My first boss taught me the importance of Purpose.

She was a determined woman who taught me that Purpose is multi-faceted. It’s owned by the people that work with you and for you. It’s not owned by the organisation, brand or plc.

The woman in question was Anita Roddick, famed for her stand on animal testing and latterly, the environment, sustainable business, fair trade and then domestic violence.

Long before Google trumpeted ‘Don’t be evil’ as part of its corporate motto, firms like The Body Shop and Lush were creating business models dedicated to the pursuit of social and environmental change.

That mantra attracted a great many customers and employees alike, and as an organising thought it meant the business stood out.

But the value of a business’s Purpose is truly brought into perspective and gets tested when it is attacked. It’s at points like these that we discover how far the genuine purpose of an organisation lives in the hearts and minds of employees. In the early 1990s, journalist Jon Entine and Channel 4 programme Dispatches aimed numerous allegations at The Body Shop, all of which were subsequently found to be untrue. The claims focused on the cornerstone of the business, its animal testing policy. One would have expected many of the employees that had joined the business for this very reason to be up in arms, and they were, but I also observed other fervent protest from very different areas.

The Body Shop was, and still is, headquartered in Littlehampton, West Sussex (Anita Roddick’s home town). In the early 1990s, it was the biggest local business by far. She believed in the pride and empowerment of local communities. When The Body Shop wanted to open its own soap factory, it settled on Easterhouse in Glasgow. Like Littlehampton, it suffered from underinvestment and a lack of what we would today call social mobility. Where other businesses would refuse to open, The Body Shop saw that it could make a huge difference to the local economy.

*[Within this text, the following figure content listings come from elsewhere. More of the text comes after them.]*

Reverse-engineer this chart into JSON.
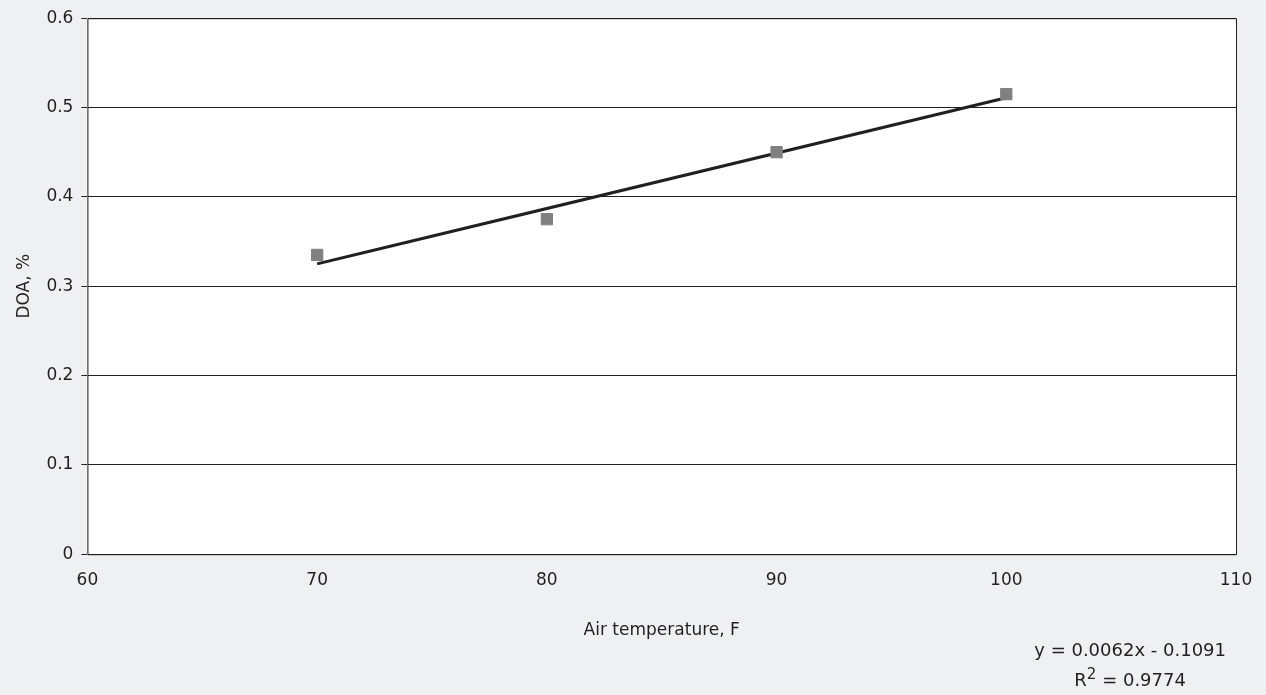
{
  "chart_data": {
    "type": "scatter",
    "xlabel": "Air temperature, F",
    "ylabel": "DOA, %",
    "series": [
      {
        "type": "scatter",
        "color": "#808080",
        "marker": "square",
        "x": [
          70,
          80,
          90,
          100
        ],
        "values": [
          0.335,
          0.375,
          0.45,
          0.515
        ]
      },
      {
        "type": "line",
        "color": "#231f20",
        "marker": "none",
        "x": [
          70,
          100
        ],
        "values": [
          0.325,
          0.511
        ]
      }
    ],
    "xlim": [
      60,
      110
    ],
    "xticks": [
      60,
      70,
      80,
      90,
      100,
      110
    ],
    "ylim": [
      0,
      0.6
    ],
    "yticks": [
      0,
      0.1,
      0.2,
      0.3,
      0.4,
      0.5,
      0.6
    ],
    "grid": "y",
    "legend": false,
    "annotations": [
      "y = 0.0062x - 0.1091",
      "R$^{2}$ = 0.9774"
    ]
  }
}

All this meant much to the values of The Body Shop, but even more to its survival when under media attack. Unless those campaigns were integral to an individual’s own values, it would be hard for some workers to get too excited by the furore.

But fight they did. What those workers had seen – unseen by the public and media – was a genuine commitment to local communities and to job creation. For those on the production line, the purpose of the business went far deeper than that of a campaigning organisation. It was a business where the founders and leaders were well known and made themselves accessible; for whom the pursuit of social change meant connecting with people in a very real sense.

Don’t pick a fight with an employee body that can see its company living its values every day. Picking a fight risks an onslaught of counter-campaigning from employees. In this case, unstoppable and successful.

For employees, Purpose goes way beyond the grand and important claims, e.g. saving the planet; creating the best technology, etc. It affects every deed and action – the micro-elements of culture as well as the macro-actions delivered for customers. Purpose is everything. Purpose is lived every day.